Colorectal cancer (CRC) accounts for one fourth of all cancer deaths worldwide and less than about 15 percent of CRC risk is attributable to genetic factors alone. To investigate possible influences of exposures on CRC risk, serum from 190 subjects in the European Prospective Investigation of Cancer and Nutrition (EPIC) were extracted for lipophilic molecules and analyzed with high resolution LCMS. These prospective samples – collected up to 22 years prior to diagnosis - offered a unique opportunity to differentiate between CRC biomarkers related to disease causes and those that result from disease progression. Chapter 2 describes the testing of one class of lipids, ultra-long chain fatty acids (ULCFAs), that had been reported as a probable protective factor of CRC. Paired case-control differences were assessed with respect to the time period from when the serum was collected (study enrollment) to when the case was diagnosed. Since, case-control differences decreased with increasing time prior to case diagnosis, ULCFAs were likely depleted by cancer progression rather than by protective exposures.

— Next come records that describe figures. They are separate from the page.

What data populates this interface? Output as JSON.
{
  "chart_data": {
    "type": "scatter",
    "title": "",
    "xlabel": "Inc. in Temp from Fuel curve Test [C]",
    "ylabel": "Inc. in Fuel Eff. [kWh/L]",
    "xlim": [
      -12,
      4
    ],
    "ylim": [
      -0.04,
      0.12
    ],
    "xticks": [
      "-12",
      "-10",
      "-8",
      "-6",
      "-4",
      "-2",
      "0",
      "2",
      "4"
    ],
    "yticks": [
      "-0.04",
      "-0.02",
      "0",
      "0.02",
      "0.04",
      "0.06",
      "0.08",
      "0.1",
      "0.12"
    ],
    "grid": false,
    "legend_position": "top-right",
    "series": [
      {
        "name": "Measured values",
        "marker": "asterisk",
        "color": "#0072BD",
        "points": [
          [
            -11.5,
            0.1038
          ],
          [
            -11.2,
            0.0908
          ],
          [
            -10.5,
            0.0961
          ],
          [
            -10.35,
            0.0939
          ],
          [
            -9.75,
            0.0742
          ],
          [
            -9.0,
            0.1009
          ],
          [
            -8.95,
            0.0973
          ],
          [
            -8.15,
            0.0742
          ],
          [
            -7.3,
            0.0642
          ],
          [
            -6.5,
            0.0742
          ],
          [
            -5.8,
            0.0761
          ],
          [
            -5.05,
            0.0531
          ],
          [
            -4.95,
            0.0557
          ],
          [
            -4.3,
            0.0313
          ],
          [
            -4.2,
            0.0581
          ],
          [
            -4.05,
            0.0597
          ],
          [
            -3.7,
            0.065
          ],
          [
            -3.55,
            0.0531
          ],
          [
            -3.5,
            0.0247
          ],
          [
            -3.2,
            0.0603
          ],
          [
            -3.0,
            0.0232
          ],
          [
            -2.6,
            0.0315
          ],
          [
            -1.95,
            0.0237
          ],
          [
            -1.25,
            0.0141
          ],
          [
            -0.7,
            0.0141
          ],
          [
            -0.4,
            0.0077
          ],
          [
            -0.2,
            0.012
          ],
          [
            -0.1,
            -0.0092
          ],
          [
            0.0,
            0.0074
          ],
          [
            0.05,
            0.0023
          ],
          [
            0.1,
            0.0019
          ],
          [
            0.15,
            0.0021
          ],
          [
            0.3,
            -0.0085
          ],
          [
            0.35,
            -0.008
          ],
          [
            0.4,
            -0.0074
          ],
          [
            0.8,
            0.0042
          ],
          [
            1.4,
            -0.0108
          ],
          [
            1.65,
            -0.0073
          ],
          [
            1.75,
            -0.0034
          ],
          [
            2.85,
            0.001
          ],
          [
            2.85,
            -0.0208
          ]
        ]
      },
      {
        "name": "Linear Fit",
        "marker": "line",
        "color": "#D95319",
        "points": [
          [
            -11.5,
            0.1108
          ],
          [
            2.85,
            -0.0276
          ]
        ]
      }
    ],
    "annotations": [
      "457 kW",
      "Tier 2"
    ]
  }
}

Many of the features in LCMS profiling are unannotated (identity unknown) chemicals. Rather than relying on hypothesis-driven analyses of only known compounds, data-driven analyses of reliably detectable features can result in the generation of new hypotheses of possible disease-causing exposures. This untargeted methodology, used in Chapters 1 and 3, makes lipidomic and other exposure-related profiling a powerful tool in exposure assessment. In Chapter 3, the untargeted analysis of features in EPIC CRC serum samples revealed potentially relevant molecules associated with CRC causes and disease progression. As opposed to traditional p-value-centric analysis used in Chapters 1 and 2, a combination of regularized regression, random forest, and t-tests were employed in the feature selection for this untargeted analysis.
In Chapter 4, the lipophilic data from the healthy volunteer samples of Chapter 1 are studied once again. Using a method similar to the regularized regression technique described in Chapter 3, we determined which lipids were associated with levels of adductomic biomarkers (another methodology developed in our laboratory), which had also been measured in plasma from the same healthy volunteers. Analysis of the combined data from these two OMIC datasets found interesting correlations between particular lipids and adducts in these samples.